Home Economic Trends Inflation/Deflation: The Economy Is an Elephant – Charles Hugh Smith (07/28/2020)

Inflation/Deflation: The Economy Is an Elephant – Charles Hugh Smith (07/28/2020)

This is the key dynamic of the economy going forward: defaults on debt, declining wealth as assets are relentlessly repriced lower and sharp declines in income due to layoffs and debt defaults.

The economy is like an elephant surrounded by blindfolded economists and pundits: what each blindfolded person reports about the elephant depends on what part they happen to touch.

This is why aggregate measures such as gross domestic product (GDP) and the consumer price index (CPI) will be misleading and therefore useless going forward: different parts of the economy might experience sharp deflation while other parts are experiencing rapid inflation. What each household and enterprise will experience depends on their exposure to these cross-currents.

Adding up sharply deflationary and equally severe inflationary trends to get a total inflation reading near zero will be utterly meaningless. 

Let’s review a few key sectors of the economy to see how different participants’ experiences of the economy will be.

Let’s start with two of the apple carts the pandemic has knocked over: retail and commercial office space.

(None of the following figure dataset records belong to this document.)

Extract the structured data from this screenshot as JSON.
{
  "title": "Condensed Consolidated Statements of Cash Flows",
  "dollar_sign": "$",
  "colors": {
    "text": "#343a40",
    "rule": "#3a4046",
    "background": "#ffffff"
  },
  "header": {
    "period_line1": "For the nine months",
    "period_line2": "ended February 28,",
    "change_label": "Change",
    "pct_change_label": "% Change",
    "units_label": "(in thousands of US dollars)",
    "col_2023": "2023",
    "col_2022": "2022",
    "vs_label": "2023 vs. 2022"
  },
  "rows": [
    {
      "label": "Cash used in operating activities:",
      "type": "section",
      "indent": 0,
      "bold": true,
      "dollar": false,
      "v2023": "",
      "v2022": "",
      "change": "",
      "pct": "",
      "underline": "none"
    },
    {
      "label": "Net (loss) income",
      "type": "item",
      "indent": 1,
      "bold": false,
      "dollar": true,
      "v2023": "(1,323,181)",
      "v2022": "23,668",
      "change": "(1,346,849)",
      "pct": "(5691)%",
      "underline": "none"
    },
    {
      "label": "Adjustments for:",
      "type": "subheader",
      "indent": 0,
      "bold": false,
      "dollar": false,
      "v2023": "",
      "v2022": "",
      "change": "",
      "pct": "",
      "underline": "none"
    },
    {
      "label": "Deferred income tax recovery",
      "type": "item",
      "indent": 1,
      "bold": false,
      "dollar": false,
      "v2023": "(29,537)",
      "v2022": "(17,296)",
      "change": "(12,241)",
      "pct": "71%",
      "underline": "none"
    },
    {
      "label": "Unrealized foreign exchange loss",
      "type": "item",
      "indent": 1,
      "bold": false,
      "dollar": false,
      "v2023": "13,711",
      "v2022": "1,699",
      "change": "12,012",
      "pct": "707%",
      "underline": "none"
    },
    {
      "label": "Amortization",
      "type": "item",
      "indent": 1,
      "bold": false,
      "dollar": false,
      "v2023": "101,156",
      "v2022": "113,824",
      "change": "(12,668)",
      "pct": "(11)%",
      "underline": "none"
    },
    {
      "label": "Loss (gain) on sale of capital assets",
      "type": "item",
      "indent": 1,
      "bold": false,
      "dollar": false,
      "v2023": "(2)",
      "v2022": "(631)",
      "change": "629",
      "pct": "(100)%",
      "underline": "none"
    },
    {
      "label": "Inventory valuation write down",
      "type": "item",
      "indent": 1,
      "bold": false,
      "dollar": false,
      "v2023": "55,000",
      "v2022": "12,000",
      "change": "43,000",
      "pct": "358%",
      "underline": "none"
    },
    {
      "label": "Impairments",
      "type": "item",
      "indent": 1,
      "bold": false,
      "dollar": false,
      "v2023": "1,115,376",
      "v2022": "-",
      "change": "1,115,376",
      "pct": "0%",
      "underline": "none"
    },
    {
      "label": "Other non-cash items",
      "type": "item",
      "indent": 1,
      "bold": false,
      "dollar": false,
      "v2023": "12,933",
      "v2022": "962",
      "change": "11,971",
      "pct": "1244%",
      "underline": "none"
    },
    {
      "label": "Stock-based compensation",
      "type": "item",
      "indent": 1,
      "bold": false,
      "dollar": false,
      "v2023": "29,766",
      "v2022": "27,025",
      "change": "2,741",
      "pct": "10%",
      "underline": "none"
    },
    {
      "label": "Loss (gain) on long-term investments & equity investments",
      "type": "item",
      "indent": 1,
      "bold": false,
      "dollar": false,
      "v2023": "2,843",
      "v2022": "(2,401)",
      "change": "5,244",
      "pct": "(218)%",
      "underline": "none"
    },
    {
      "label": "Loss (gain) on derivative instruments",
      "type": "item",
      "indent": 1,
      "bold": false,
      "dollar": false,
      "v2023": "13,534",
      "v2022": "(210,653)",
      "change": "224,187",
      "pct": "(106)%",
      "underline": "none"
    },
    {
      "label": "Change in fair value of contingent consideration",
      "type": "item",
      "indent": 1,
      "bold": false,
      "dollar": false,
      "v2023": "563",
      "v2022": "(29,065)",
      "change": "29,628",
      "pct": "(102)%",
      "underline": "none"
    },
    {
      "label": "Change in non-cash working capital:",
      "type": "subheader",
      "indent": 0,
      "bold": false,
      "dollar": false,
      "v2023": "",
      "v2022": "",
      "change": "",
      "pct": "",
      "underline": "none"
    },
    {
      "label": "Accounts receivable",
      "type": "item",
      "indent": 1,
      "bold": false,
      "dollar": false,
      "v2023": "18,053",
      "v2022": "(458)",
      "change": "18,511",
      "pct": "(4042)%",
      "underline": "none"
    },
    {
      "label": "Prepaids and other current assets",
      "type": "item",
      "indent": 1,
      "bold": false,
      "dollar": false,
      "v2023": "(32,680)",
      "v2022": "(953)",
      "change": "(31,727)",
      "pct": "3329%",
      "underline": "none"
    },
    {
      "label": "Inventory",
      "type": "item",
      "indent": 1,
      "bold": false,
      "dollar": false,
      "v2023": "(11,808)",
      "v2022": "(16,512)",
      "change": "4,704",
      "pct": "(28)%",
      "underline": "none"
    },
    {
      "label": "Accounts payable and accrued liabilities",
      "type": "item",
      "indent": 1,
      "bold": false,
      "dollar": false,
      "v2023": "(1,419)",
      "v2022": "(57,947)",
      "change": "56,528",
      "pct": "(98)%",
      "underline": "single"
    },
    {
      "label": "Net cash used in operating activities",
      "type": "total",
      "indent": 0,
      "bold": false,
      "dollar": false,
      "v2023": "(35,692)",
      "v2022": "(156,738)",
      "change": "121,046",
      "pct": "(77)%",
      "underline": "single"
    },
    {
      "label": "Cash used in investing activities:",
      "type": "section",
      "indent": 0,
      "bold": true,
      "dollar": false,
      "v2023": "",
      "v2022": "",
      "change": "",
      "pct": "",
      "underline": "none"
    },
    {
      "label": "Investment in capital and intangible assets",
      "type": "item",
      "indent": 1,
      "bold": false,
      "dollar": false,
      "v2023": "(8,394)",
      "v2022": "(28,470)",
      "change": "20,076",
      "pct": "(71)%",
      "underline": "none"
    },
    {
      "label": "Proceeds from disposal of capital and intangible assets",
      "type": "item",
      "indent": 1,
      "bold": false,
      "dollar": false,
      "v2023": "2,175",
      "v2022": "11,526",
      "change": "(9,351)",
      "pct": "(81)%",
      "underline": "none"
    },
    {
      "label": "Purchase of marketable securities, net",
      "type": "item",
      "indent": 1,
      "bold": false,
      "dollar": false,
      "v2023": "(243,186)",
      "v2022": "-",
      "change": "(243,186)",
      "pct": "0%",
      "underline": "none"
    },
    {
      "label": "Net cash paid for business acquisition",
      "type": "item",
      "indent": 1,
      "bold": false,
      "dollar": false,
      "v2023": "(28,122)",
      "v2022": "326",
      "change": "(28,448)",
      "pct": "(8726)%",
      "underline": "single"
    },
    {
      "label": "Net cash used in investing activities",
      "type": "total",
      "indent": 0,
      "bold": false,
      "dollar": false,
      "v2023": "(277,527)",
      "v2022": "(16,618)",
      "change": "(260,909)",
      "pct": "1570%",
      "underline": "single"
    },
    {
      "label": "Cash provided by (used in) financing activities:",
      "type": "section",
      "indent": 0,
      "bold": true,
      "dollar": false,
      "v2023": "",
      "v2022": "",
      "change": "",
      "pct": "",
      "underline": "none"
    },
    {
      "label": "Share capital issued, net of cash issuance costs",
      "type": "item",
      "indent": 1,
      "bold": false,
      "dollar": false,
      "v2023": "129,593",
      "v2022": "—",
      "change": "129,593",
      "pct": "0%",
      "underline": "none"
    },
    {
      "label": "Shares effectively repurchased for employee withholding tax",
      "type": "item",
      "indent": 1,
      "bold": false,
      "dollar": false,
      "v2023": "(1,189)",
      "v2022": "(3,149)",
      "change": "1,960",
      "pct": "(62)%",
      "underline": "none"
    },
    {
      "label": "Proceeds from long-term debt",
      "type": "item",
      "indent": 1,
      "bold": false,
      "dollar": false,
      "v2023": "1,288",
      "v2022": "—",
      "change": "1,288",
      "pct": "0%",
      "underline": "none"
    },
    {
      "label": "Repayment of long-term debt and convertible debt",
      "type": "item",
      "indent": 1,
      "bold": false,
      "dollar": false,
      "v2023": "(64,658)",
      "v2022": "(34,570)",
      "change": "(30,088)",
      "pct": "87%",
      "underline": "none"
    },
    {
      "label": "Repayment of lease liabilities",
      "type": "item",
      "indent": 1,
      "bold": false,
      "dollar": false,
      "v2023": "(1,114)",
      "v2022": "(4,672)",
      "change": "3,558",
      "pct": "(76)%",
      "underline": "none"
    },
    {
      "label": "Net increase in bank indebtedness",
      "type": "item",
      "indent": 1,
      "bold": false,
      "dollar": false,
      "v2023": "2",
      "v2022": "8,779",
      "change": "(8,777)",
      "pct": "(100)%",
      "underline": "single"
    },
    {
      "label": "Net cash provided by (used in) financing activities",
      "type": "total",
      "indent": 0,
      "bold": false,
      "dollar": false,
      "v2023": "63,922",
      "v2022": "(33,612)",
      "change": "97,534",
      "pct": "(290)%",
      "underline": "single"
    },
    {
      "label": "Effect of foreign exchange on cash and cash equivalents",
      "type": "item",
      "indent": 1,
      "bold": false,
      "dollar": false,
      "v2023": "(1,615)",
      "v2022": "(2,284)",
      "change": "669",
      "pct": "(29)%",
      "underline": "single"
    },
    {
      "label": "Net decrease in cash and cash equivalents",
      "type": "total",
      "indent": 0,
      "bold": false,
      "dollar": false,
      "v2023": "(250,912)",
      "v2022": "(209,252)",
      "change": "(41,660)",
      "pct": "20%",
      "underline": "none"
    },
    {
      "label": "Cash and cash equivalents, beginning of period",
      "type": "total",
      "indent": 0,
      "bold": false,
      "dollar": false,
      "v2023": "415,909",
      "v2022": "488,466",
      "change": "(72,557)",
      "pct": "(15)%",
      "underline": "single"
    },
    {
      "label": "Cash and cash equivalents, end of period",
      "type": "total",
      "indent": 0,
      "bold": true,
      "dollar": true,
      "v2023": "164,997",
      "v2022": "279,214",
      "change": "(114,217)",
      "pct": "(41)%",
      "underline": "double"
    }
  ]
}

The first chart reveals the enormous surplus of retail space in the U.S. compared to other developed nations. Half of all U.S. retail space could vanish and we’d still have more than twice as much retail space per person as most of the developed world. Such a vast surplus and the implosion of demand suggests a highly deflationary future for retail space rents. Furthermore, empty retail = no income for landlords = default on mortgages = bank losses = banking crisis. How much is empty retail space worth when the prospects of ever getting a paying tenant are poor? The answer is zero, or even less than zero, since the owner still has to pay property taxes, liability insurance, maintenance, utilities, etc.

The same dynamic dominates the commercial office space there’s a massive surplus of office space while demand is imploding as marginal businesses fold and remote work becomes the desired setting for millions of digital workers and the default setting for employers anxious to avoid lawsuits arising from needlessly exposing their workforce to crowded offices. What’s the value of an empty office tower if the current owner overpaid and has a mortgage that far exceeds any realistic valuation based on 50% vacancy rates for the foreseeable future?

Next up–lofty rents for apartments in previously hot metro areas like San Francisco and NYC. Rents in the S.F. Bay Area are up 60% from 2009, far more than most renters’ income gains in the same period. If the exodus from these hot markets accelerates as layoffs gather momentum, rents could fall far more than many expect.

Then there’s the core problem with our entire economy: debt payments are fixed, income and profits are not. Take a quick glance at the chart of student loans, now pushing $1.7 trillion, and ponder how many of the Millennials who have to make these fixed debt payments were employed in sectors that have collapsed: tourism, restaurants, musical venues, gig economy, etc.

Recall that every debt that crushes the borrower is an asset that yields monthly interest to the affluent owners of that debt. When unemployed people default on their student loans, the value of those loans falls, and the income flowing to the affluent owners of the debt drops to zero.

This is the key dynamic of the economy going forward: defaults on debt, declining wealth as assets are relentlessly repriced lower and sharp declines in income due to layoffs and debt defaults.